Seguir inserindo restrições à contratação direta onde o expressamente a lei não as prescreveu só servirá para trazer inconsistências ao sistema, vez que, por exemplo, a Lei 14.039/2020 alterou a Lei 8.906/1994 (Estatuto da OAB) para incluir o seguinte dispositivo:
“Art. 3º-A. Os serviços profissionais de advogado são, por sua natureza, técnicos e singulares, quando comprovada sua notória especialização, nos termos da lei.
Parágrafo único. Considera-se notória especialização o profissional ou a sociedade de advogados cujo conceito no campo de sua especialidade, decorrente de desempenho anterior, estudos, experiências, publicações, organização, aparelhamento, equipe técnica ou de outros requisitos relacionados com suas atividades, permita inferir que o seu trabalho é essencial e indiscutivelmente o mais adequado à plena satisfação do objeto do contrato.”
Comentando tal norma, Gustavo Justino de Oliveira e Pedro da Cunha Ferraz lecionam o seguinte:
“(...) a novidade normativa encontra-se na previsão de uma presunção legal, segundo a qual são de natureza singular os serviços advocatícios e de contabilidade que demandem a contratação de profissionais com notória especialização. A notória especialização pode ser aferida por diversos elementos que demonstrem a singularidade do prestador de serviço, permitindo visualizar o caráter incomum e diferenciado do sujeito contratado. (...) Assim, mantida essa diretriz normativa e hermenêutica como necessária para a contratação por inexigibilidade, inegável que o diferencial da nova lei é introduzir no ordenamento jurídico brasileiro, explícita e acertadamente, a seguinte presunção legal: o serviço jurídico é dotado de singularidade relevante quando se mostrar adequada a contratação de advogado ou de escritório de advocacia com notória especialização.” (Oliveira, Gustavo Justino de e Ferraz, Pedro da Cunha. Nova presunção legal referente aos serviços de advocacia na Lei 14.039/20, JOTA, 03.09.2020. Disponível na internet: https://www.jota.info/opiniao-e-analise/artigos/nova-presuncao-legal-referente-aos-servicos-de-advocacia-na-lei-14-039-20-03092020. Acesso em 23.09.2020)
A presunção trazida pela Lei 14.039/2020 apenas retratou uma constatação deveras conhecida, a de que os serviços advocatícios se tratam de serviços técnicos especializados e intelectuais, e que isso dificulta, sobremaneira, a promoção da competição ensejadora de licitação.

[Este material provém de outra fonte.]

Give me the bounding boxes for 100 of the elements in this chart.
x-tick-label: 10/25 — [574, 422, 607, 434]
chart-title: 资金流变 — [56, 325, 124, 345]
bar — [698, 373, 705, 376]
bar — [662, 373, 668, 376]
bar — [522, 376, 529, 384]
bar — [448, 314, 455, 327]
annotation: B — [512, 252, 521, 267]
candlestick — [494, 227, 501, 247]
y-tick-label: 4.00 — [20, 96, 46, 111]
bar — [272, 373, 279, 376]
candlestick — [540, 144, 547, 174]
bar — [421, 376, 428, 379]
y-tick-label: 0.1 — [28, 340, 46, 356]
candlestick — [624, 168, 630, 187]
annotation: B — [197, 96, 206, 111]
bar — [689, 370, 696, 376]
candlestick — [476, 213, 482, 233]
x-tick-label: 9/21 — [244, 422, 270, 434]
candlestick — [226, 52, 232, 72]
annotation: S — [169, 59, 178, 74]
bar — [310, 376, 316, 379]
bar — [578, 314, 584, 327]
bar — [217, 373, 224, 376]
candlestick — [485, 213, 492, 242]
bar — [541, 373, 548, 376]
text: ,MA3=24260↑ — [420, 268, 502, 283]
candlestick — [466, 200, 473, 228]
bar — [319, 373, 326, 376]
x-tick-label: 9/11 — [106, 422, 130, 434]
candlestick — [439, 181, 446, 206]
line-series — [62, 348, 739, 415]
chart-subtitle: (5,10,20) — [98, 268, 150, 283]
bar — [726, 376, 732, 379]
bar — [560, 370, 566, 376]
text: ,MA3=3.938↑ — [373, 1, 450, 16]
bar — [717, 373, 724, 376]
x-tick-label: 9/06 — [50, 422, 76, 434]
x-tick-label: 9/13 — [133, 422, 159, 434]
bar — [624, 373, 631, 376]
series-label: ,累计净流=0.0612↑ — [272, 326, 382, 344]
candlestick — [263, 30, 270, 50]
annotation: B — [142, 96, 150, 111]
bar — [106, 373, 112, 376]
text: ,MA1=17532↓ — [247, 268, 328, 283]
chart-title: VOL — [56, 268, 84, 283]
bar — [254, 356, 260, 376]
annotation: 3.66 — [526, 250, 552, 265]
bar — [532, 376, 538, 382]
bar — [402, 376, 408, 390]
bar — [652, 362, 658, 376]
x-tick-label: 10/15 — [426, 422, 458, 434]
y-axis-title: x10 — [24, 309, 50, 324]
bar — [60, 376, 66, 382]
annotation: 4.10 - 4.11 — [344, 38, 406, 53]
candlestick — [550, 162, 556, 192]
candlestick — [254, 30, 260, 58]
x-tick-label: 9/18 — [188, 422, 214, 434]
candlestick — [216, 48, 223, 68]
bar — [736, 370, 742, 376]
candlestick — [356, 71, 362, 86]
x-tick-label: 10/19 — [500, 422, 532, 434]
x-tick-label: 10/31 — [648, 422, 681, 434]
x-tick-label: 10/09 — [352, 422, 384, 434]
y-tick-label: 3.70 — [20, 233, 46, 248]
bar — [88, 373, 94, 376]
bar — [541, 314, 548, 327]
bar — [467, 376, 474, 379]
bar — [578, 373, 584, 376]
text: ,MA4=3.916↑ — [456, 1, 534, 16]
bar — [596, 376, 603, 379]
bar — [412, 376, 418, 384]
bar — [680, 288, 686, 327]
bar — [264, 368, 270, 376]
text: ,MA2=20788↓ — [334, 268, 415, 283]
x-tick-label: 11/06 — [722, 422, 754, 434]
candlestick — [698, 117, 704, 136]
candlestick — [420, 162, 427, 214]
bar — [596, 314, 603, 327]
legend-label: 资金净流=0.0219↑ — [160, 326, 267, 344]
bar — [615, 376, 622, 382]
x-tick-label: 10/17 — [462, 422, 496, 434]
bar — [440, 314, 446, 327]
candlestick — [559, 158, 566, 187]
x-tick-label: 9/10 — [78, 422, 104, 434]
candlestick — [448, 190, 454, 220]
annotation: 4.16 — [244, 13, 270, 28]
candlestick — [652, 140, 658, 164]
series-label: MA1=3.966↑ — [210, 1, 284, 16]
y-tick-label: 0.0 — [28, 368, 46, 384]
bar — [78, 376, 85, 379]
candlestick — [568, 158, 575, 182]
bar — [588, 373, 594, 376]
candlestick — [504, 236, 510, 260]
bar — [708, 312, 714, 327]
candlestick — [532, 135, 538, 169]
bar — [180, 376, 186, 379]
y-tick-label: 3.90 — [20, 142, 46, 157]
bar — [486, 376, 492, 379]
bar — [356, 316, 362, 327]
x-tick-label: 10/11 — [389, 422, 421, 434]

Posto isso, enxergar o art. 74, III da futura Nova Lei de Licitações Públicas como se ele tivesse a mesma redação do art. 25, II da Lei nº 8.666/1993 significa fazer persistir um problema do passado - qual seja, o de definir se um serviço técnico é singular ou não para fins de contratação direta - que deveria ter sido extirpado pela nova norma.
[i] Barroso, Luís Roberto. Interpretação e aplicação da constituição: fundamentos de uma dogmática constitucional transformadora, São Paulo: Saraiva, 1996, pág. 67.
[ii] “Põe-se ênfase nas semelhanças, corre-se um véu sobre as diferenças e conclui-se que, à luz daquelas, e a despeito destas, a disciplina da matéria, afinal de contas, mudou pouco, se é que na verdade mudou. É um tipo de interpretação em que o olhar do intérprete dirige-se antes ao passado que ao presente, e a imagem que ele capta é menos a representação da realidade que uma sombra fantasmagórica.” (Moreira, José Carlos Barbosa. O Poder Judiciário e a efetividade da nova Constituição, RF 304/151, 152).